TitleWheels of Change–How Women Rode the Bicycle to Freedom (With a Few Flat Tires Along the Way)
Author: Sue Macy
Genre: nonfiction (women’s rights, bicycles, sports)
ISBN: 9781426307621
Length: 91 pages
Published: 2011
Source: public library
Rating: 3/5
Resolutions/Challenges: Non-Fiction Resolution 2011

Reason for Reading: I read an article in American History (a magazine), which was basically a shorter version of this book. And the article interested me, so I thought I’d look into this book, especially since it’s short.

Summary (from Goodreads):

Take a lively look at women’s history from aboard a bicycle, which granted females the freedom of mobility and helped empower women’s liberation. Through vintage photographs, advertisements, cartoons, and songs, Wheels of Change transports young readers to bygone eras to see how women used the bicycle to improve their lives. Witty in tone and scrapbook-like in presentation, the book deftly covers early (and comical) objections, influence on fashion, and impact on social change inspired by the bicycle, which, according to Susan B. Anthony, “has done more to emancipate women than anything else in the world.

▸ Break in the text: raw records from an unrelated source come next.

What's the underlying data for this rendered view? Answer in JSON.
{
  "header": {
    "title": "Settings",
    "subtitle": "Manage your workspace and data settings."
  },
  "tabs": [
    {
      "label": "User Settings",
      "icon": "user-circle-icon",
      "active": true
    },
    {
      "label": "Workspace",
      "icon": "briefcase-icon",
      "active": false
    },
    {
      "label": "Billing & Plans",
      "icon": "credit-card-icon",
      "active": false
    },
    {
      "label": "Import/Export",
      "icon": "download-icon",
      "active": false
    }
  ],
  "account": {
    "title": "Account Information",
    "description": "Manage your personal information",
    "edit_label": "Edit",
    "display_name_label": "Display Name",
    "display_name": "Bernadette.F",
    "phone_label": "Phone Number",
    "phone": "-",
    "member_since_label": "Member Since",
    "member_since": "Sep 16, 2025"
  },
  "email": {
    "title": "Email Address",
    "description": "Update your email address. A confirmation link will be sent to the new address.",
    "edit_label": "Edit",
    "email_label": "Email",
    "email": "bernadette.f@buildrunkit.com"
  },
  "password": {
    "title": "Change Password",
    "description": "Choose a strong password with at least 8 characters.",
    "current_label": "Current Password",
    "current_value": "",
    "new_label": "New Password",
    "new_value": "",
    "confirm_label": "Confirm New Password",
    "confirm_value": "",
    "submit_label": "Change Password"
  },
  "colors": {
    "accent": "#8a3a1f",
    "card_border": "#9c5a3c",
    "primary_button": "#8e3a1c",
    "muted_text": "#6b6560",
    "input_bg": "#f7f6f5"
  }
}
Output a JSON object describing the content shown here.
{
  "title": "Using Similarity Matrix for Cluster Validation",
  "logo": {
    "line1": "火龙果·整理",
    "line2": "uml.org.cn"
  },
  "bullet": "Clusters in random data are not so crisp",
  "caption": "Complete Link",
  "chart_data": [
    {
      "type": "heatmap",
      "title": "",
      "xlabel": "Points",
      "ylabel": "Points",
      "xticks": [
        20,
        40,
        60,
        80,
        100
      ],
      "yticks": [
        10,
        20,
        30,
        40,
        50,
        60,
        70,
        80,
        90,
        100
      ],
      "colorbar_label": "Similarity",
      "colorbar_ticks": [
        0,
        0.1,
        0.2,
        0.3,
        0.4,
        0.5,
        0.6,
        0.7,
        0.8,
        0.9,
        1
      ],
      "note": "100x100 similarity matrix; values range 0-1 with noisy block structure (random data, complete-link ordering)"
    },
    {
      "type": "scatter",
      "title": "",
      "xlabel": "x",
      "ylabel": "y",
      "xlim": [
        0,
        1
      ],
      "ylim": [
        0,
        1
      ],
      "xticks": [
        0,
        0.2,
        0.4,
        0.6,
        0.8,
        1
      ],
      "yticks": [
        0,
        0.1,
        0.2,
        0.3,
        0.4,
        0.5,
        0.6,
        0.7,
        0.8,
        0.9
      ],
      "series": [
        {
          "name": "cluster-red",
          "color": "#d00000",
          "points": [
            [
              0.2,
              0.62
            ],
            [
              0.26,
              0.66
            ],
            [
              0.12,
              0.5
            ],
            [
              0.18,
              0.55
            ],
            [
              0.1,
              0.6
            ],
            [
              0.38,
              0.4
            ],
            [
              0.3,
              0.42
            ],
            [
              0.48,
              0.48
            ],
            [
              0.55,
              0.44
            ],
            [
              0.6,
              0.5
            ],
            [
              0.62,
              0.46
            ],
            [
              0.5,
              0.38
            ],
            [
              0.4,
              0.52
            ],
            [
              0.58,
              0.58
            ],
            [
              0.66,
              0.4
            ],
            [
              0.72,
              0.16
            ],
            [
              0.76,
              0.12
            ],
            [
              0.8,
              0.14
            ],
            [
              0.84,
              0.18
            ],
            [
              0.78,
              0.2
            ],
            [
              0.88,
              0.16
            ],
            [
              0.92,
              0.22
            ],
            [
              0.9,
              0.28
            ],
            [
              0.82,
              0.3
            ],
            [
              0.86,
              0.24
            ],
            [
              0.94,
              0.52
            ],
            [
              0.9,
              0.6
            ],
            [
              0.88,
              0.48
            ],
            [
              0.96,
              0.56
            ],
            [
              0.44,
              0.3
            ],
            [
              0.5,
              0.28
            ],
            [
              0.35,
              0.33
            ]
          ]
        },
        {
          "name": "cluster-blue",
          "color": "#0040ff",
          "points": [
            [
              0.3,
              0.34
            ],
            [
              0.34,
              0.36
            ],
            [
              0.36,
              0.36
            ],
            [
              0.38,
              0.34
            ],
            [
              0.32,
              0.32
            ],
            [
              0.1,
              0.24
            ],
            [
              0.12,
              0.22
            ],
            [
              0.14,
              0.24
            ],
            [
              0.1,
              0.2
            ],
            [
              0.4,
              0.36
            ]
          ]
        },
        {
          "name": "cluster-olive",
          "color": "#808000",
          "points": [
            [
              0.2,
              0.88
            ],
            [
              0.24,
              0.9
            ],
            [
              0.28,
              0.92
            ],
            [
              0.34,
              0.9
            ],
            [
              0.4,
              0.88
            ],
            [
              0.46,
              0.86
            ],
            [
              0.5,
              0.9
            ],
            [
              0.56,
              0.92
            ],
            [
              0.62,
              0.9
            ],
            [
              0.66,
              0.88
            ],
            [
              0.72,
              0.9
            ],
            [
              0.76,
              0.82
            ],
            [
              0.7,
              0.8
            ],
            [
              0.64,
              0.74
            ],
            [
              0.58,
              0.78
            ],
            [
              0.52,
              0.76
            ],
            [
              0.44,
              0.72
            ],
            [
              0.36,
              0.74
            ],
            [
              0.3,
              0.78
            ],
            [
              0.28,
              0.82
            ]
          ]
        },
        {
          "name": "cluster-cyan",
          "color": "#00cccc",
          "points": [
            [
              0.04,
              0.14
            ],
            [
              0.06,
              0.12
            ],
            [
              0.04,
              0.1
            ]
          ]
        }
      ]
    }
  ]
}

My Thoughts: As with a lot of nonfiction that I read (especially that nonfiction that I don’t have to read), I felt pretty neutral towards this book upon finishing it. Basically I could have lived without reading it, but I wasn’t really uninteresting either. There are two basic themes throughout the book–the impact of the bicycle on the larger society, and then again on the society of women. As far as larger society goes, the book discusses how the bike affected slang, songs, and advertising. Then, pertaining to women, about their independence, involvement in sports, and their clothing. All of these things I found at least slightly interesting. And, as the summary points out, it is presented with lots of images in it. I always liked seeing images in history-type books. While I like imagining with fiction, I find images help me with nonfiction.

I’ll be honest. There is probably nothing I will remember from this book. I already knew that bikes impacted women’s independence and clothing. And that’s probably what I would remember, if anything.

But I’m not saying it’s not worth reading. It’s still interesting.